Empty Space is Wasted Space!
Here at Sensory Path Ireland, we provide a range of child centred and fun resources. These ensure that our school corridors become active, stimulating spaces which are easily accessible from classrooms.
Some children may need a break from the conventional work of the classroom. They can find a release of tension and pent up energies in our wide range of movement ideas and activities suitable for all ages and abilities of children.
The Benefits of Having Your Own Sensory Path
Having a Sensory Path for children to experience allows them to focus on their senses. This has been proven to help improve their learning and memory as it actively builds connections within the brain.
Sensory Paths are an outlet that lets students channel some of their excess energy and anxiousness. This helps them concentrate on their studies, in addition to making the school day fun and engaging.
Sensory Paths give children a chance to spend a few minutes of their school day being active. By walking, jumping, bouncing and “pushing themselves through their distractions”. This helps students develop motor skills, including balance, hand-eye coordination and spatial awareness.

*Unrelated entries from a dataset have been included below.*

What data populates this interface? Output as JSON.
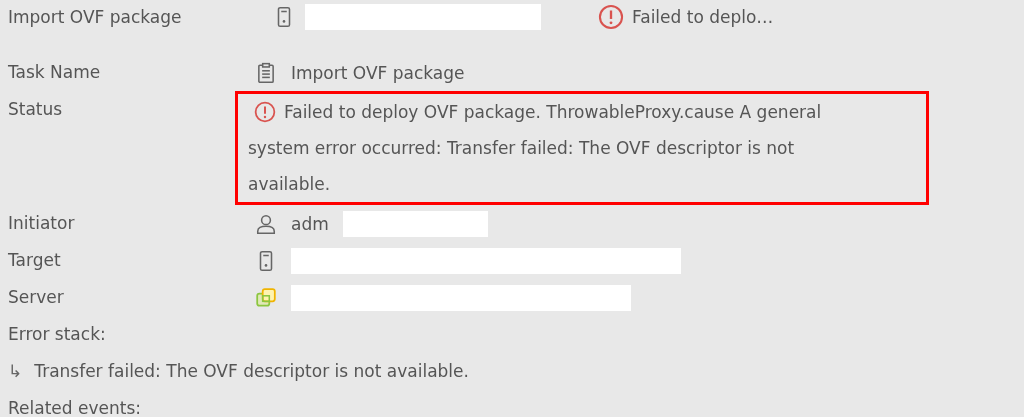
{
  "header": {
    "task": "Import OVF package",
    "target_redacted": true,
    "status": "Failed to deplo…"
  },
  "details": [
    {
      "label": "Task Name",
      "kind": "clipboard",
      "value": "Import OVF package",
      "redacted": false,
      "highlighted": false
    },
    {
      "label": "Status",
      "kind": "error",
      "value": "Failed to deploy OVF package. ThrowableProxy.cause A general system error occurred: Transfer failed: The OVF descriptor is not available.",
      "highlighted": true
    },
    {
      "label": "Initiator",
      "kind": "user",
      "value": "adm",
      "redacted": true,
      "highlighted": false
    },
    {
      "label": "Target",
      "kind": "server",
      "redacted": true,
      "highlighted": false
    },
    {
      "label": "Server",
      "kind": "vcenter",
      "redacted": true,
      "highlighted": false
    }
  ],
  "error_stack": {
    "label": "Error stack:",
    "arrow": "↳",
    "message": "Transfer failed: The OVF descriptor is not available."
  },
  "related_events": {
    "label": "Related events:"
  }
}
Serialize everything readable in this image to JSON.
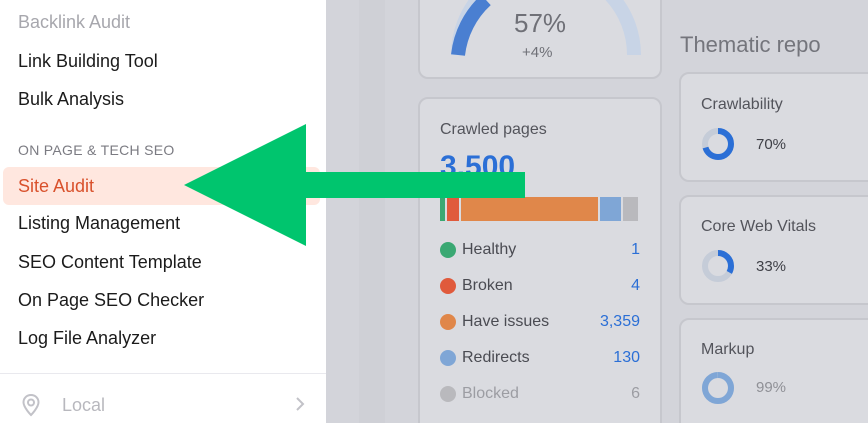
{
  "menu": {
    "items_top": [
      {
        "label": "Backlink Audit"
      },
      {
        "label": "Link Building Tool"
      },
      {
        "label": "Bulk Analysis"
      }
    ],
    "section_heading": "ON PAGE & TECH SEO",
    "active_item": "Site Audit",
    "items_section": [
      {
        "label": "Listing Management"
      },
      {
        "label": "SEO Content Template"
      },
      {
        "label": "On Page SEO Checker"
      },
      {
        "label": "Log File Analyzer"
      }
    ],
    "local": {
      "label": "Local",
      "icon": "location-pin-icon",
      "chevron": "chevron-right-icon"
    }
  },
  "dashboard": {
    "gauge": {
      "percent": "57%",
      "delta": "+4%"
    },
    "thematic_title": "Thematic repo",
    "crawled": {
      "title": "Crawled pages",
      "total": "3,500",
      "bar_segments": [
        {
          "name": "Healthy",
          "color": "#3aa873",
          "fraction": 0.025
        },
        {
          "name": "Broken",
          "color": "#e05a3c",
          "fraction": 0.06
        },
        {
          "name": "Have issues",
          "color": "#e0874a",
          "fraction": 0.66
        },
        {
          "name": "Redirects",
          "color": "#7fa6d6",
          "fraction": 0.1
        },
        {
          "name": "Blocked",
          "color": "#b9b9bd",
          "fraction": 0.07
        }
      ],
      "legend": [
        {
          "name": "Healthy",
          "value": "1",
          "color": "#3aa873"
        },
        {
          "name": "Broken",
          "value": "4",
          "color": "#e05a3c"
        },
        {
          "name": "Have issues",
          "value": "3,359",
          "color": "#e0874a"
        },
        {
          "name": "Redirects",
          "value": "130",
          "color": "#7fa6d6"
        },
        {
          "name": "Blocked",
          "value": "6",
          "color": "#b9b9bd"
        }
      ]
    },
    "thematic": [
      {
        "label": "Crawlability",
        "percent": "70%",
        "fraction": 0.7,
        "color": "#2b6fd6"
      },
      {
        "label": "Core Web Vitals",
        "percent": "33%",
        "fraction": 0.33,
        "color": "#2b6fd6"
      },
      {
        "label": "Markup",
        "percent": "99%",
        "fraction": 0.99,
        "color": "#7fa6d6"
      }
    ]
  },
  "colors": {
    "arrow": "#00c56e",
    "active_text": "#d9512c",
    "active_bg": "#ffe7df",
    "accent_blue": "#2b6fd6"
  }
}
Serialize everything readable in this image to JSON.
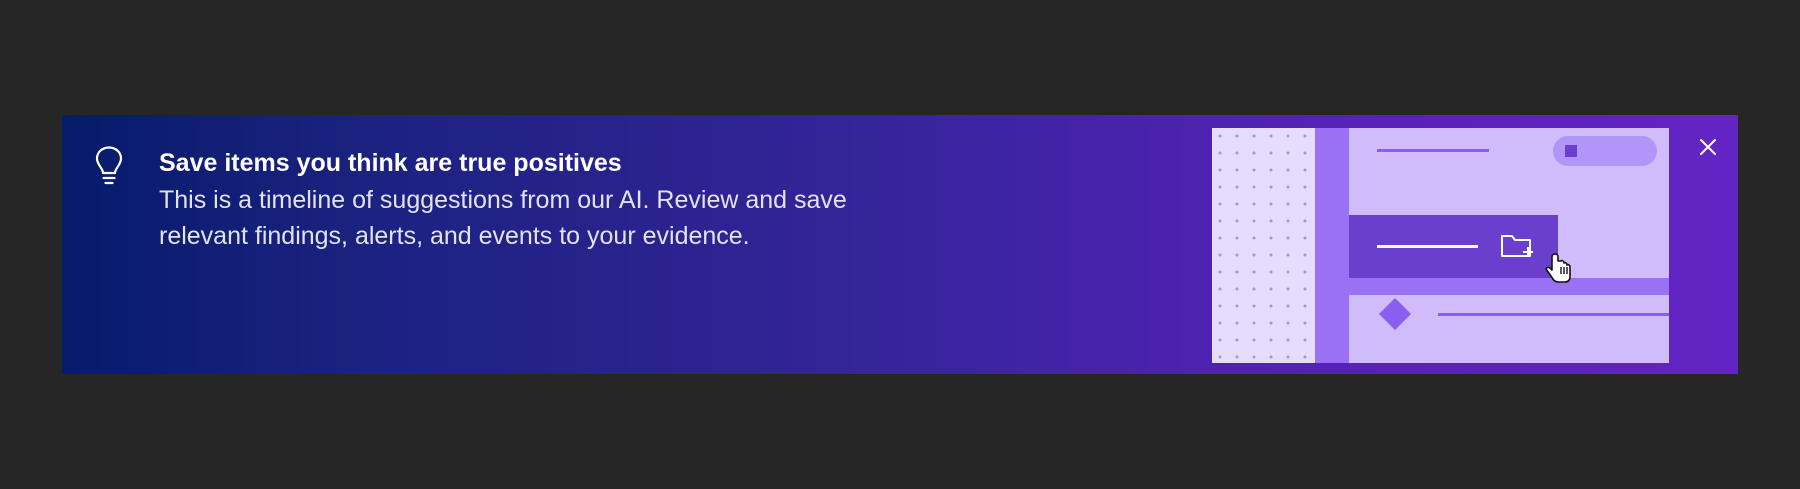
{
  "notification": {
    "title": "Save items you think are true positives",
    "body_line1": "This is a timeline of suggestions from our AI. Review and save",
    "body_line2": "relevant findings, alerts, and events to your evidence.",
    "icon": "lightbulb-icon",
    "close_icon": "close-icon"
  },
  "colors": {
    "background": "#262626",
    "gradient_start": "#061b6b",
    "gradient_end": "#6324c4",
    "illustration_light": "#d0bcfa",
    "illustration_mid": "#9a70f5",
    "illustration_dark": "#6a3fce"
  }
}
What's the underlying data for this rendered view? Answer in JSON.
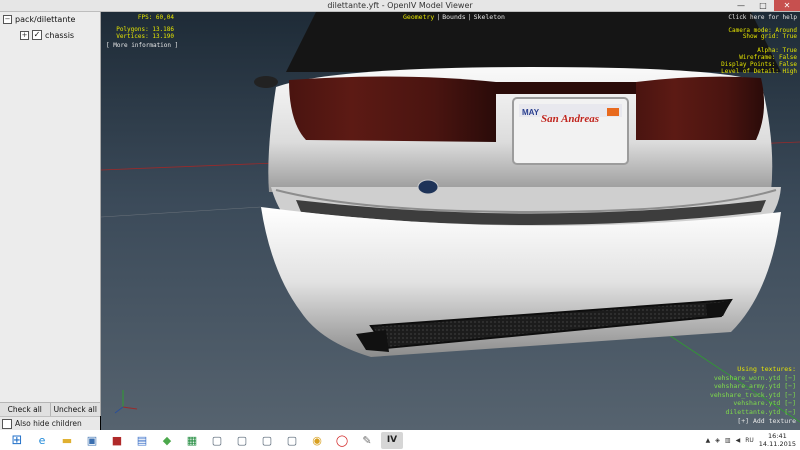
{
  "window": {
    "title": "dilettante.yft - OpenIV Model Viewer",
    "minimize": "—",
    "maximize": "□",
    "close": "✕"
  },
  "tree": {
    "root_label": "pack/dilettante",
    "root_expander": "−",
    "child_label": "chassis",
    "child_expander": "+",
    "child_checked": "✓"
  },
  "buttons": {
    "check_all": "Check all",
    "uncheck_all": "Uncheck all",
    "hide_children": "Also hide children"
  },
  "viewer": {
    "tabs": [
      "Geometry",
      "Bounds",
      "Skeleton"
    ],
    "active_tab": "Geometry",
    "stats": {
      "fps": "FPS: 60,04",
      "polygons": "Polygons: 13.186",
      "vertices": "Vertices: 13.190",
      "more_info": "[ More information ]"
    },
    "help": "Click here for help",
    "settings": {
      "camera_mode": "Camera mode: Around",
      "show_grid": "Show grid: True",
      "alpha": "Alpha: True",
      "wireframe": "Wireframe: False",
      "display_points": "Display Points: False",
      "lod": "Level of Detail: High"
    },
    "textures": {
      "heading": "Using textures:",
      "items": [
        "vehshare_worn.ytd [−]",
        "vehshare_army.ytd [−]",
        "vehshare_truck.ytd [−]",
        "vehshare.ytd [−]",
        "dilettante.ytd [−]"
      ],
      "add": "[+] Add texture"
    },
    "plate": {
      "top": "MAY",
      "text": "San Andreas"
    }
  },
  "taskbar": {
    "start_icon": "windows-start-icon",
    "apps": [
      "ie-icon",
      "explorer-icon",
      "remote-desktop-icon",
      "app-red-icon",
      "app-blue-icon",
      "app-green-icon",
      "excel-icon",
      "app-window-icon",
      "app-window-icon-2",
      "app-window-icon-3",
      "app-window-icon-4",
      "chrome-icon",
      "opera-icon",
      "app-tool-icon",
      "openiv-icon"
    ],
    "time": "16:41",
    "date": "14.11.2015",
    "language": "RU"
  },
  "colors": {
    "accent_yellow": "#e6e600",
    "texture_green": "#7fdc4a",
    "close_red": "#c7504f"
  }
}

Some children may come from troubled or stressful homes and others are just learning to cope with emotions that are new to them. These emotions can cause students to act out in ways that aren't conducive to a learning environment. Sensory Paths are a great way to catch a child's focus when they're otherwise emotional. The paths provide a fun distraction that can trigger other parts of their brain. When children are moving and using their brains and bodies, the triggering emotion can be processed more effectively.
How our Process Works
We design and tailor each of our Sensory Paths to suit your school and particular needs. All designs are designed by us at Sensory Path Ireland.
Once confirmation on a Sensory Path for your chosen area has been decided, we install your new Sensory Path into your designated area.
Watch and enjoy each child as they engage and interact with their new Sensory Path.